La collection de maquillage d’un adolescent moyen vaut 425 £

À présent voici un signe des temps. Une nouvelle enquête a révélé que la trousse de beauté d’un adolescent britannique moyen vaut plus du double de celle de sa mère.

Selon 2 468 mères âgées de 35 ans et plus, la valeur de leurs produits cosmétiques s’élève à environ 180 £, tandis que leurs filles avec qui elles vivent âgées de 13 à 19 ans ont une collection d’une valeur de 425 £.

Le sondage, mené par vouchercodespro.co.uk dans le cadre d’une recherche en cours sur nos habitudes de consommation actuelles, a révélé qu’aujourd’hui, ce sont les mamans qui sont plus susceptibles d’emprunter des produits dans les trousses de maquillage de leur fille, et non l’inverse.

Bien qu’initialement surprenant, cela a du sens étant donné que les milléniaux et les filles de la génération Z grandissent à l’ère des tutoriels de beauté, des selfies, de Snapchat et d’Instagram. La Kylie Jenner-ation, si vous voulez.

La beauté s’est démocratisée, et avec elle vient l’expression de soi et l’expérimentation dans les forums publics. Contrairement aux générations précédentes qui pouvaient faire des erreurs sans qu’elles soient toujours visibles en ligne, les adolescents d’aujourd’hui voient leur beauté scrutée et jugée – par le biais de likes et de commentaires – même lorsqu’ils sont exécutés avec des compétences pour rivaliser avec les maquilleurs professionnels grâce à leur dévouement YouTube.

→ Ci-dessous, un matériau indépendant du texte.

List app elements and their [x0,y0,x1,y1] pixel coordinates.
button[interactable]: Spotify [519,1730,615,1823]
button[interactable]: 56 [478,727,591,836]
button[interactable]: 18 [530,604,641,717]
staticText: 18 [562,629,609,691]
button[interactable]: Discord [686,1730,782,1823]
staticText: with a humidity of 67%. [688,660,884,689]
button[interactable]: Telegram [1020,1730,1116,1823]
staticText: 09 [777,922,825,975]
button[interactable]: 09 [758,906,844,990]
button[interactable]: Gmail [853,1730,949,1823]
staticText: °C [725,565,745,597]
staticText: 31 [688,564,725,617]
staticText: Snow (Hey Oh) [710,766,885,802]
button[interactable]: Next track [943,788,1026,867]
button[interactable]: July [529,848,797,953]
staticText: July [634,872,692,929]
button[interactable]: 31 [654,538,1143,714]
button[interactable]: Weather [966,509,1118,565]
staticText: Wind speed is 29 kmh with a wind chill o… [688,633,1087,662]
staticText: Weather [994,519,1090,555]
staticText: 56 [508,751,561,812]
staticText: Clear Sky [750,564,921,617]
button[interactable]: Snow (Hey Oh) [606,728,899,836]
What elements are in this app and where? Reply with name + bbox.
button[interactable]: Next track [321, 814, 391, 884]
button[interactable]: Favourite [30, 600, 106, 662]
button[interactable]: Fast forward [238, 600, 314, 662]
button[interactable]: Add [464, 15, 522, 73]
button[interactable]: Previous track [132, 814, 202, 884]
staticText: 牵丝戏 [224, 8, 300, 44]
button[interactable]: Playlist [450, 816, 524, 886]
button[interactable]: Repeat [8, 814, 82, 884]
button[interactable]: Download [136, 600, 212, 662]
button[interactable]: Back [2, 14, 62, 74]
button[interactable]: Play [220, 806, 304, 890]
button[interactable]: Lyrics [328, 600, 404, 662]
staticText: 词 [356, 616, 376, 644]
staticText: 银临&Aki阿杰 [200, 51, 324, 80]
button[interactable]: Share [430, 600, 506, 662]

Fait intéressant, les trois principaux produits pour lesquels les mères en question dépensent le plus chaque année ont été révélés respectivement comme le rouge à lèvres (environ 50 £ par an), le fond de teint (45 £) et la crème hydratante (40 £). En devinant la liste de leurs filles, cependant, les principales réponses ont été révélées comme étant le mascara (environ 180 £ par an), le fond de teint (155 £) et les palettes de fards à paupières (105 £) – cette dernière ayant connu un véritable regain de popularité sans doute grâce à son potentiel photogénique, tant dans son emballage qu’à l’application.

George Charles, porte-parole de la recherche, a commenté que « certaines adolescentes et femmes passeront des heures à essayer de nouveaux looks, et même à faire des vidéos à partager avec d’autres.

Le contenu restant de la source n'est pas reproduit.